The Ontario branch of the RLSS was founded on December 10, 1908, with J. Howard Crocker as a charter member. Crocker introduced RLSS to the YMCA curriculum, and served as president of the Ontario branch of the RLSS from 1934 to 1937.

==Programs and certifications==
Annually, over one million Canadians take part in the society's swimming, lifesaving, lifeguard and leadership training programs. The Lifesaving Society is incorporated in Canada under the name "The Royal Life Saving Society Canada/La Société Royale de Sauvetage Canada", and it has branches for every province and territory. The Lifesaving Society represents Canada in the International Life Saving Federation and the Royal Life Saving Society Commonwealth.

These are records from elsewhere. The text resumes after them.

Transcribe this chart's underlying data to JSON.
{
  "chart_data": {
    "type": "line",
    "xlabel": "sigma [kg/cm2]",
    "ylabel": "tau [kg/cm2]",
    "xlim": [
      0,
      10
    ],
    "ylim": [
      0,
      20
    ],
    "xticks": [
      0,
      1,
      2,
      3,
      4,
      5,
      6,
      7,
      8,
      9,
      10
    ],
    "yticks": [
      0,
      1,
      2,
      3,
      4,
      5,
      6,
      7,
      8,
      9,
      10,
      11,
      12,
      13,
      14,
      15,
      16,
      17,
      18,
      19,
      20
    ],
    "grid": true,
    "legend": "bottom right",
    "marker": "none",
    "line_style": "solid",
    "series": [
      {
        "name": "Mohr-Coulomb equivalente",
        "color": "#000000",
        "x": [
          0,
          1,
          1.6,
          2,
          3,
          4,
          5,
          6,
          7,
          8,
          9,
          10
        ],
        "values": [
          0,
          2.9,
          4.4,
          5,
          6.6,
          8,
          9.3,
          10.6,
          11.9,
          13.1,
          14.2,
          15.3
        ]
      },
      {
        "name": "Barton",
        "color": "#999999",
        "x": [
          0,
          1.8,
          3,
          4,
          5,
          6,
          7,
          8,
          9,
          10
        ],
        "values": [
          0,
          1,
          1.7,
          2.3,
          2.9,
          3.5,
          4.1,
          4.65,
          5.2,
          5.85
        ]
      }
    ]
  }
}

The society sets the standards for aquatic safety in Canada and certifies Canada's National Lifeguards. The society is the Canadian governing body for the sport of lifesaving, which is recognized by the International Olympic Committee and the Commonwealth Games Federation.

In 2012, the Lifesaving Society joined forces with the Canadian Red Cross and the Public Health Agency of Canada to launch the Open Water Wisdom initiative, which is a community water activity safety program dedicated to bringing awareness to recreational water safety issues nationally and in hundreds of remote communities across Canada.